Posted to general@xml.apache.org by "HERRICK, CHUCK (SBCSI)" <CH...@momail.sbc.com> on 2000/03/08 19:57:50 UTC
Xerces 1.0.2 DOMParser, whitespace and #text elements
Xerces-J 1.0.2 on NT in VisualAge for Java
If you send setIncludeIgnorableWhitespace(false) to
DOMParser, and then parse XML that has basically
ELEMENT_NODEs, and a bit of whitespace between
the start tags and end tags of the ELEMENT_NODEs,
you get #text nodes that contain the white space
(new line, tab, spaces, etc).
What's up with that?
Re: Xerces 1.0.2 DOMParser, whitespace and #text elements
Posted by Andy Clark <an...@apache.org>.
"HERRICK, CHUCK (SBCSI)" wrote:
> you get #text nodes that contain the white space
> (new line, tab, spaces, etc).
>
> What's up with that?
This is all clearly documented on the features page. For the
parser to know that the whitespace can be ignored, there *must*
be a DTD associated with the document. So my number one guess
would be that your document does not have a DOCTYPE line. Is
this true?
--
Andy Clark * IBM, JTC - Silicon Valley * andyc@apache.org
Re: Xerces 1.0.2 DOMParser, whitespace and #text elements
Posted by Calvin Gaisford <ca...@calderasystems.com>.

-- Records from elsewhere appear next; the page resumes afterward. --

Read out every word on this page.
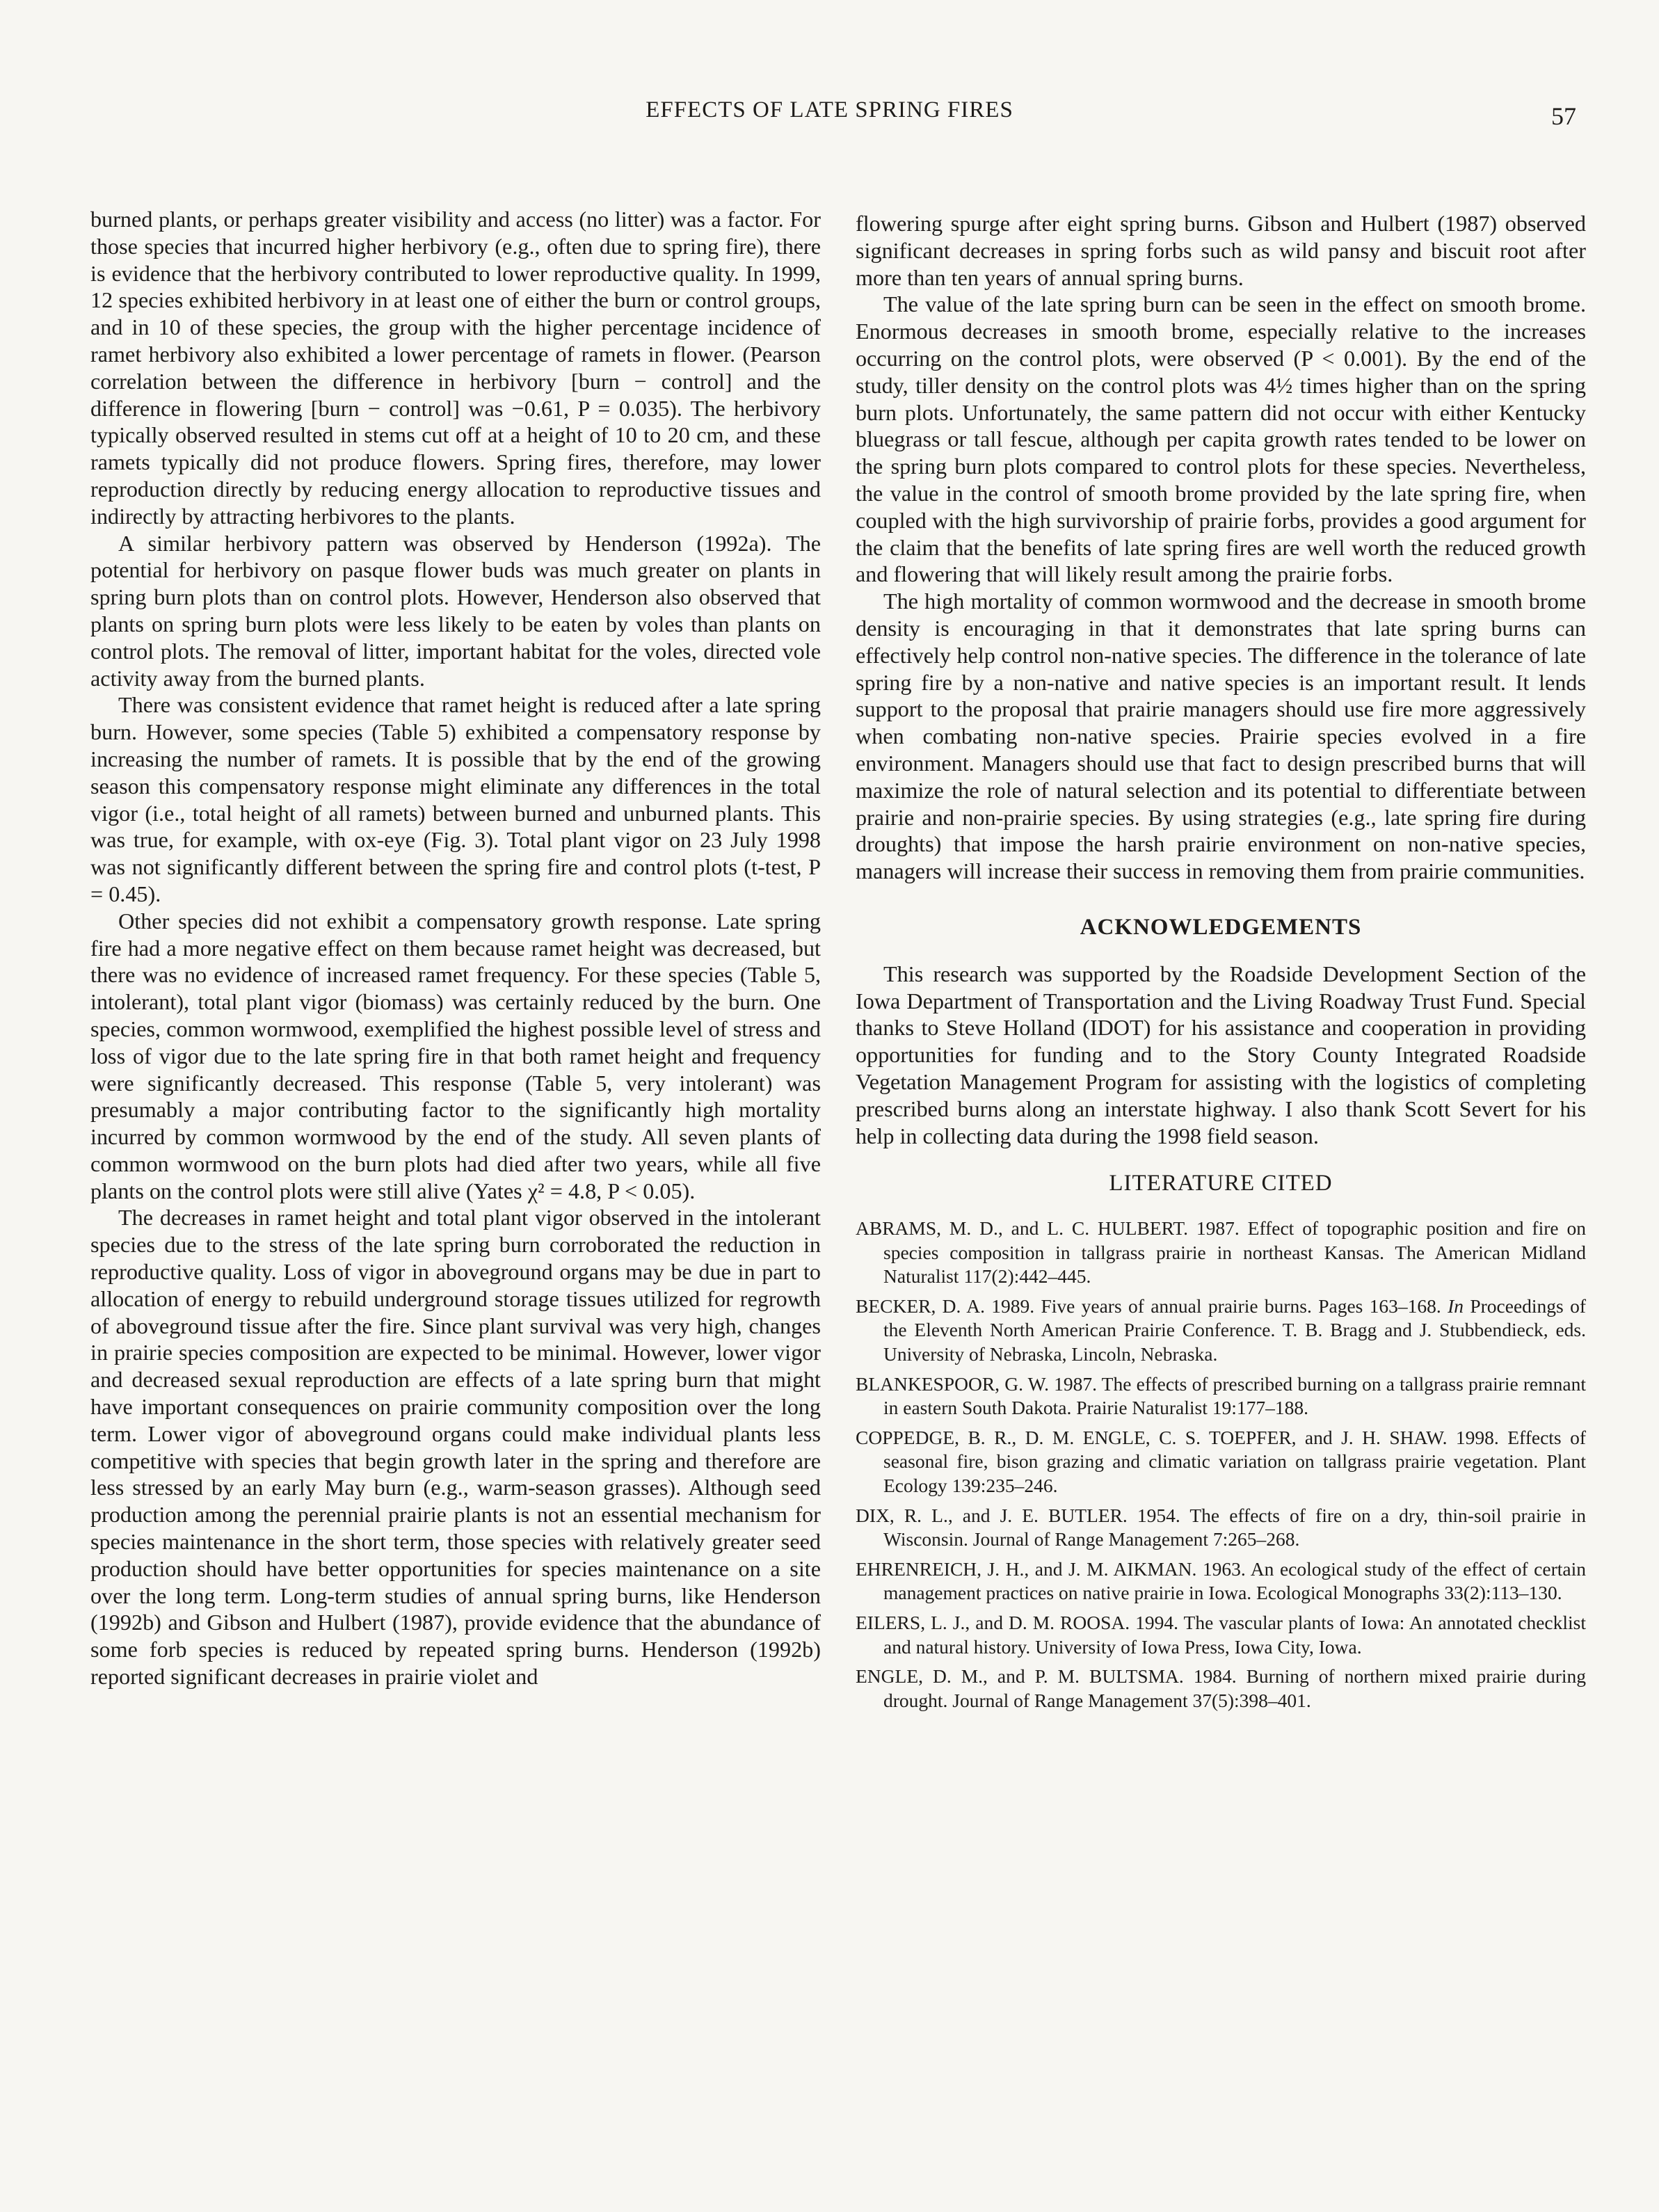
EFFECTS OF LATE SPRING FIRES	57

burned plants, or perhaps greater visibility and access (no litter) was a factor. For those species that incurred higher herbivory (e.g., often due to spring fire), there is evidence that the herbivory contributed to lower reproductive quality. In 1999, 12 species exhibited herbivory in at least one of either the burn or control groups, and in 10 of these species, the group with the higher percentage incidence of ramet herbivory also exhibited a lower percentage of ramets in flower. (Pearson correlation between the difference in herbivory [burn − control] and the difference in flowering [burn − control] was −0.61, P = 0.035). The herbivory typically observed resulted in stems cut off at a height of 10 to 20 cm, and these ramets typically did not produce flowers. Spring fires, therefore, may lower reproduction directly by reducing energy allocation to reproductive tissues and indirectly by attracting herbivores to the plants.

A similar herbivory pattern was observed by Henderson (1992a). The potential for herbivory on pasque flower buds was much greater on plants in spring burn plots than on control plots. However, Henderson also observed that plants on spring burn plots were less likely to be eaten by voles than plants on control plots. The removal of litter, important habitat for the voles, directed vole activity away from the burned plants.

There was consistent evidence that ramet height is reduced after a late spring burn. However, some species (Table 5) exhibited a compensatory response by increasing the number of ramets. It is possible that by the end of the growing season this compensatory response might eliminate any differences in the total vigor (i.e., total height of all ramets) between burned and unburned plants. This was true, for example, with ox-eye (Fig. 3). Total plant vigor on 23 July 1998 was not significantly different between the spring fire and control plots (t-test, P = 0.45).

Other species did not exhibit a compensatory growth response. Late spring fire had a more negative effect on them because ramet height was decreased, but there was no evidence of increased ramet frequency. For these species (Table 5, intolerant), total plant vigor (biomass) was certainly reduced by the burn. One species, common wormwood, exemplified the highest possible level of stress and loss of vigor due to the late spring fire in that both ramet height and frequency were significantly decreased. This response (Table 5, very intolerant) was presumably a major contributing factor to the significantly high mortality incurred by common wormwood by the end of the study. All seven plants of common wormwood on the burn plots had died after two years, while all five plants on the control plots were still alive (Yates χ² = 4.8, P < 0.05).

The decreases in ramet height and total plant vigor observed in the intolerant species due to the stress of the late spring burn corroborated the reduction in reproductive quality. Loss of vigor in aboveground organs may be due in part to allocation of energy to rebuild underground storage tissues utilized for regrowth of aboveground tissue after the fire. Since plant survival was very high, changes in prairie species composition are expected to be minimal. However, lower vigor and decreased sexual reproduction are effects of a late spring burn that might have important consequences on prairie community composition over the long term. Lower vigor of aboveground organs could make individual plants less competitive with species that begin growth later in the spring and therefore are less stressed by an early May burn (e.g., warm-season grasses). Although seed production among the perennial prairie plants is not an essential mechanism for species maintenance in the short term, those species with relatively greater seed production should have better opportunities for species maintenance on a site over the long term. Long-term studies of annual spring burns, like Henderson (1992b) and Gibson and Hulbert (1987), provide evidence that the abundance of some forb species is reduced by repeated spring burns. Henderson (1992b) reported significant decreases in prairie violet and

flowering spurge after eight spring burns. Gibson and Hulbert (1987) observed significant decreases in spring forbs such as wild pansy and biscuit root after more than ten years of annual spring burns.

The value of the late spring burn can be seen in the effect on smooth brome. Enormous decreases in smooth brome, especially relative to the increases occurring on the control plots, were observed (P < 0.001). By the end of the study, tiller density on the control plots was 4½ times higher than on the spring burn plots. Unfortunately, the same pattern did not occur with either Kentucky bluegrass or tall fescue, although per capita growth rates tended to be lower on the spring burn plots compared to control plots for these species. Nevertheless, the value in the control of smooth brome provided by the late spring fire, when coupled with the high survivorship of prairie forbs, provides a good argument for the claim that the benefits of late spring fires are well worth the reduced growth and flowering that will likely result among the prairie forbs.

The high mortality of common wormwood and the decrease in smooth brome density is encouraging in that it demonstrates that late spring burns can effectively help control non-native species. The difference in the tolerance of late spring fire by a non-native and native species is an important result. It lends support to the proposal that prairie managers should use fire more aggressively when combating non-native species. Prairie species evolved in a fire environment. Managers should use that fact to design prescribed burns that will maximize the role of natural selection and its potential to differentiate between prairie and non-prairie species. By using strategies (e.g., late spring fire during droughts) that impose the harsh prairie environment on non-native species, managers will increase their success in removing them from prairie communities.

ACKNOWLEDGEMENTS

This research was supported by the Roadside Development Section of the Iowa Department of Transportation and the Living Roadway Trust Fund. Special thanks to Steve Holland (IDOT) for his assistance and cooperation in providing opportunities for funding and to the Story County Integrated Roadside Vegetation Management Program for assisting with the logistics of completing prescribed burns along an interstate highway. I also thank Scott Severt for his help in collecting data during the 1998 field season.

LITERATURE CITED
ABRAMS, M. D., and L. C. HULBERT. 1987. Effect of topographic position and fire on species composition in tallgrass prairie in northeast Kansas. The American Midland Naturalist 117(2):442–445.
BECKER, D. A. 1989. Five years of annual prairie burns. Pages 163–168. In Proceedings of the Eleventh North American Prairie Conference. T. B. Bragg and J. Stubbendieck, eds. University of Nebraska, Lincoln, Nebraska.
BLANKESPOOR, G. W. 1987. The effects of prescribed burning on a tallgrass prairie remnant in eastern South Dakota. Prairie Naturalist 19:177–188.
COPPEDGE, B. R., D. M. ENGLE, C. S. TOEPFER, and J. H. SHAW. 1998. Effects of seasonal fire, bison grazing and climatic variation on tallgrass prairie vegetation. Plant Ecology 139:235–246.
DIX, R. L., and J. E. BUTLER. 1954. The effects of fire on a dry, thin-soil prairie in Wisconsin. Journal of Range Management 7:265–268.
EHRENREICH, J. H., and J. M. AIKMAN. 1963. An ecological study of the effect of certain management practices on native prairie in Iowa. Ecological Monographs 33(2):113–130.
EILERS, L. J., and D. M. ROOSA. 1994. The vascular plants of Iowa: An annotated checklist and natural history. University of Iowa Press, Iowa City, Iowa.
ENGLE, D. M., and P. M. BULTSMA. 1984. Burning of northern mixed prairie during drought. Journal of Range Management 37(5):398–401.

I have seen the same thing but I just found this in the docs:
This method is used to report all the whitespace characters,
which are determined to be 'ignorable'. This distinction
between characters is only made, if validation is enabled.
If I understand that correctly, ignoring whitespace only
works if you have validation turned on. right?
"HERRICK, CHUCK (SBCSI)" wrote:
> Xerces-J 1.0.2 on NT in VisualAge for Java
>
> If you send setIncludeIgnorableWhitespace(false) to
> DOMParser, and then parse XML that has basically
> ELEMENT_NODEs, and a bit of whitespace between
> the start tags and end tags of the ELEMENT_NODEs,
> you get #text nodes that contain the white space
> (new line, tab, spaces, etc).
>
> What's up with that?
>